ŞEMSİ PAŞA DOMUZBAŞI OLAYLARINI ZOR DURDURDU
Camilere domuz leşi atmak, Osmanlı’nın Balkan eyaletlerinde
Müslümanları kışkırtmak ve yabancı devletlerin müdahalesini sağlamak
için yapıldı. 1896-1908 arasında, İşkodra, Prizren ve Yakova’da
defalarca ‘domuz başı olayı’ yaşandı. Müslüman Arnavutlarla, Katolikler
ve Ortodoks Hıristiyanlar arasında üzücü olaylar cereyan etti. Camilere
domuz başı atılmasını Avusturya hesabına çalışan papazlar organize
ediyordu. İşkodra’da bir camiye domuz atılması üzerine galeyana gelen
Müslümanlar Katoliklerin en büyük kilisesine yürüdüler. Hükümet
kuvvetleri halkın önüne geçerek kiliseyi korudu. Böylece papazların
beklediği büyük galeyanın önüne geçildi. Camiye domuz başı atanların
yakalanmaması üzerine İşkodra ve Prizren’de çarşılar kapandı.
Hıristiyanlarla alış veriş yapılmaması için boykot başlatıldı. Kosova
Valisi Mahmut Şevket Paşa ve Şemsi Paşa olayları önlemekte zorlandı.
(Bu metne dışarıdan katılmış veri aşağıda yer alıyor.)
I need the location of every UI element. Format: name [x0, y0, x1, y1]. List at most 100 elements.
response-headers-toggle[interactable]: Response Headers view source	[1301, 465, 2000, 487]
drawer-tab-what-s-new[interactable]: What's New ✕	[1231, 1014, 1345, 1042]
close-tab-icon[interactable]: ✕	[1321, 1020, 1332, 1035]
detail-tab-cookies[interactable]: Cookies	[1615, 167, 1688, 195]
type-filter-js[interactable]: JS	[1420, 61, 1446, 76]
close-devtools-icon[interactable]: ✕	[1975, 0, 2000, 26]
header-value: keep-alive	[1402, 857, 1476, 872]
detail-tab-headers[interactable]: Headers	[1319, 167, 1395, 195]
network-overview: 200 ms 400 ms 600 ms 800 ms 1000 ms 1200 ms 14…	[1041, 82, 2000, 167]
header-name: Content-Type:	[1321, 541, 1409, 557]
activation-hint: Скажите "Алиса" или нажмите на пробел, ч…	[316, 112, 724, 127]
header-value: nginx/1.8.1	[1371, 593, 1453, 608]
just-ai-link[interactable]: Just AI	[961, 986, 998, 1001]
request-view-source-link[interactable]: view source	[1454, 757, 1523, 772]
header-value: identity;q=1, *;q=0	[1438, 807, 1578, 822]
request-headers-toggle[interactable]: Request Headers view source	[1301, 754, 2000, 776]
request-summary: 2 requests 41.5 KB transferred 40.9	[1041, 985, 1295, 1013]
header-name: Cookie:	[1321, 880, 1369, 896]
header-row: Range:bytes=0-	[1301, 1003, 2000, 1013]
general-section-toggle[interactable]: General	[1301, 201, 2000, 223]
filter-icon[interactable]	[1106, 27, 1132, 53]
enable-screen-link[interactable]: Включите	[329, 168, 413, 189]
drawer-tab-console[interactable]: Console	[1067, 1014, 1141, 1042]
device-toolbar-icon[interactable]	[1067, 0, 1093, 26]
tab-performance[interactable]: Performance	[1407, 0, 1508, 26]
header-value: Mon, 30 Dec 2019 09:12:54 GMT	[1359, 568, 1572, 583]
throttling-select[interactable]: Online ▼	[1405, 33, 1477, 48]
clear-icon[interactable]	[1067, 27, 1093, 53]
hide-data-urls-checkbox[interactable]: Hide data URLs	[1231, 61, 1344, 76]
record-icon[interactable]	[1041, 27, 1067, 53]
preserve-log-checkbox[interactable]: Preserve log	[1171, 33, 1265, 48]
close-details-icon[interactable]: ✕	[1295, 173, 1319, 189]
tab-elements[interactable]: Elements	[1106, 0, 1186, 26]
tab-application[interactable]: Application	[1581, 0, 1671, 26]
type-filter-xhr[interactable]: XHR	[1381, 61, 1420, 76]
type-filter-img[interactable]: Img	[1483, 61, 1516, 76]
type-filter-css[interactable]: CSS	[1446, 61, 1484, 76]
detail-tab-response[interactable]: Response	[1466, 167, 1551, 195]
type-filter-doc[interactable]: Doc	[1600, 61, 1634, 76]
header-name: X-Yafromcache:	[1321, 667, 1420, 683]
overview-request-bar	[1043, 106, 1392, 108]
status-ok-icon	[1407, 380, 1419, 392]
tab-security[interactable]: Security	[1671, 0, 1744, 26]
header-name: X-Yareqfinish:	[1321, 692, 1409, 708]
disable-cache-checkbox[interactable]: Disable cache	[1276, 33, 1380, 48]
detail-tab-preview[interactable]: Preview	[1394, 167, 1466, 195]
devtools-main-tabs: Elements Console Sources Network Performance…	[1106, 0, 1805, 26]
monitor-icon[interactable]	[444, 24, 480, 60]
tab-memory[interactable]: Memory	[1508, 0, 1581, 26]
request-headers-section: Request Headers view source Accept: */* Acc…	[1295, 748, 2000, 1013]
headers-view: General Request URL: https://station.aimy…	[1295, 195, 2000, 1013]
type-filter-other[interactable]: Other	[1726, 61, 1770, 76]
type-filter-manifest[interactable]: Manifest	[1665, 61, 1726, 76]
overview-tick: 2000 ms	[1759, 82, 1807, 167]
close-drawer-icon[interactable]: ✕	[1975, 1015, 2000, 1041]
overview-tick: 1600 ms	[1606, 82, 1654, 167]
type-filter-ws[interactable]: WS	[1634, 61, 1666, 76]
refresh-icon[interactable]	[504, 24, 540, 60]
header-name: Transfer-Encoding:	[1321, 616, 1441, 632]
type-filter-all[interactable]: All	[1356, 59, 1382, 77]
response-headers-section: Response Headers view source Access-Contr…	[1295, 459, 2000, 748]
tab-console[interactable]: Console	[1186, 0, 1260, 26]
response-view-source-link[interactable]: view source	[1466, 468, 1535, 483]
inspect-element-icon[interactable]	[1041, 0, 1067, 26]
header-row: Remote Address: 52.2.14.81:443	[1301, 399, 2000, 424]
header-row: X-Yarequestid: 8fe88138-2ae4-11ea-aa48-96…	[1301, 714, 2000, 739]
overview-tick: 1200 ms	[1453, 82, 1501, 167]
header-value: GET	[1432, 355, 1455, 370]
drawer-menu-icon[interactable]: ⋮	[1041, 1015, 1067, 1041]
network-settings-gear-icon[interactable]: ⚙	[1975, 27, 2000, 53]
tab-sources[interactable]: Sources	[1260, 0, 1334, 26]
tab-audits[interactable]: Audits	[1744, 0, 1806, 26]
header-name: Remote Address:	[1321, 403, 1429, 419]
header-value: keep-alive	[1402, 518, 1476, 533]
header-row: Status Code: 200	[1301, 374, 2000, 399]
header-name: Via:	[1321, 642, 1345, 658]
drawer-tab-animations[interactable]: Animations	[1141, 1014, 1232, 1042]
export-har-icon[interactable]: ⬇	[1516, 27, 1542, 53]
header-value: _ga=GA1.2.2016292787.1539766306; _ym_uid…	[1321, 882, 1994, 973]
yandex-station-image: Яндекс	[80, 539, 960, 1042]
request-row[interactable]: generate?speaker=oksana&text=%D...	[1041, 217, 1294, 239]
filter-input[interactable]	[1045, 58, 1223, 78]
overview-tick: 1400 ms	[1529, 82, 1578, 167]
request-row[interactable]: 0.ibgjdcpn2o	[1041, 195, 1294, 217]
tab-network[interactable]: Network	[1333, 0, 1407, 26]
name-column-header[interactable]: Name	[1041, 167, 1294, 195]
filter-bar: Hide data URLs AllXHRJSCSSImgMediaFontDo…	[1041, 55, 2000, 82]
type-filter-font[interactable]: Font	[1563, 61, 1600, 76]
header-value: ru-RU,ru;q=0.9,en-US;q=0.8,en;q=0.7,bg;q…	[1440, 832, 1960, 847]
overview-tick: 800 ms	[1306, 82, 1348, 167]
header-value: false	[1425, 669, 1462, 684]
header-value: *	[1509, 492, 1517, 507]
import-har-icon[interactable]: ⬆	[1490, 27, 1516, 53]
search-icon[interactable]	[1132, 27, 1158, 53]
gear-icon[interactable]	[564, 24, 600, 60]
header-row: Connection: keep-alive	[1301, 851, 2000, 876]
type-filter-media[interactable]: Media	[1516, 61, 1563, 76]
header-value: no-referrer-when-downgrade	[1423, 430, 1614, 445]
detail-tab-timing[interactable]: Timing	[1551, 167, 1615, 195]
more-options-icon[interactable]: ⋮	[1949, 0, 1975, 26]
Şemsi Paşa, caminin kudsiyetine domuz leşinin halel getirmeyeceğinin
ulema tarafından ilan edilmesi ve suçluların bulunmasını istedi.
SUÇU BİRBİRLERİNE ATTILAR
Yakova’ya giden Şemsi Paşa, olayların yabancı müdahalesine zemin
hazırladığını belirterek çatışmaların durdurulmasını istedi. Katolikler
ve Ortodokslar suçu birbirlerine atıyordu. Ruslar Ortodoksları,
Avusturya Katolikleri kışkırtıyordu. Şemsi Paşa Prizren’de her dinin
ileri gelenlerini hükümet konağında topladı. Hükümetin zor kullanmak
zorunda kalacağını bildirdi. Saatlerce süren toplantı sonunda iş tatlıya
bağlandı. Müslümanlar boykotu ve saldırıları durduracaklar, Katolikler
de bir mesele çıktığında konsolosluklara değil yerel hükümete
götüreceklerdi. Aksi takdirde Müslümanlar, taahhütlerini bozacaklardı.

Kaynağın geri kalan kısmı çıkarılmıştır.